Foto: P. Tarasewicz / CGM.PL
Fame MMA 9 nadchodzi zbliża się wielkimi krokami. Gala odbędzie się w najbliższą sobotę. W oktagonie zobaczymy kilkoro przedstawicieli muzycznego świata – m.in. Zusje, Kubańczyka, Popka i Kizo. Dwaj ostatni zmierzą się w walce wieczoru. Dla obu będzie to drugie starcie w barwach największej polskiej federacji freak fightów. Podczas siódmej gali Popek zdemolował Stiflera, wcześniej na „czwórce” Kizo musiał uznać wyższość Mielonidasa.
– Kizo musi zmyć plamę, którą położył na ringu przy ostatniej walce. Wielki szacun, bo wiem, że przepracował ten okres solidnie. Widzimy się szóstego – mówi na niespełna tydzień przed walką Popek.

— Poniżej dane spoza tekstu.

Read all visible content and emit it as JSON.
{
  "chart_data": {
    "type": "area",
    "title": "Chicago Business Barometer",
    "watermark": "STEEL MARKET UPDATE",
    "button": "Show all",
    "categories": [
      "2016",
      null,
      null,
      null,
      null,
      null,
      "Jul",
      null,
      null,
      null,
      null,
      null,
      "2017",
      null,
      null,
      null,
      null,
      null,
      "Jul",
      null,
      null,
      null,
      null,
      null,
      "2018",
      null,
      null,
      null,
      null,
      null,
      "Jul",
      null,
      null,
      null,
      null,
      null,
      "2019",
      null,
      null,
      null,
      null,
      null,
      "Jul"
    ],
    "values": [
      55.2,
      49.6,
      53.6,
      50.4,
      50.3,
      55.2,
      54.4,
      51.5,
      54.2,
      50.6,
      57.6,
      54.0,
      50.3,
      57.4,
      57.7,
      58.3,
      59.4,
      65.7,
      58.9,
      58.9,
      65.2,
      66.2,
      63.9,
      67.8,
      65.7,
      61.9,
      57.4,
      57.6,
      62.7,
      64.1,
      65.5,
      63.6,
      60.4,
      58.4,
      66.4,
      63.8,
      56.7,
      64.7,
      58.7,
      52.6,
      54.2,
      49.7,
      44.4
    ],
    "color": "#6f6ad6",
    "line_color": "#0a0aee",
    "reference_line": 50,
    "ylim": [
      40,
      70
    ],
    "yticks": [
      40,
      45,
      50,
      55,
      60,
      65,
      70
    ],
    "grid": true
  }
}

Zapytany o swoją formę, Popek podkreśla, że jest spokojnie, bo jest dobrze przygotowany.
– Normalny dzień Popka to dwa razy dziennie trening, jazda z miejsca na miejsce. nie ma czasu nawet, żeby się porządnie odlać – śmieje się raper.
W rozmowie z Mateuszem Kaniowskim Popek nie ukrywa, że przygotowania do walki z Kizo przychodzą mu łatwiej niż to miało miejsce przed pojedynkiem ze Stiflerem.
– Po walce zrobiłem sobie runmageddonik, potem przetrenowałem kolejne trzy miesiące. Na pewno lepiej oddycham, to jest duży plus. Przede wszystkim lepiej się czuję – zapewnia Popek.
Popek w odpowiedzi komplementował przeciwnika, podkreślając jego mocne strony.
– Kizo zaje***cie się rusza na nogach i będę musiał bardzo uważać, żeby skrócić dystans i go dopaść. W stójce walka będzie wyrównana, w parterze mam więcej szans. Kizo zrobił mega robotę w przygotowaniach i muszę bardzo na niego uważać tak jak on na mnie – powiedział.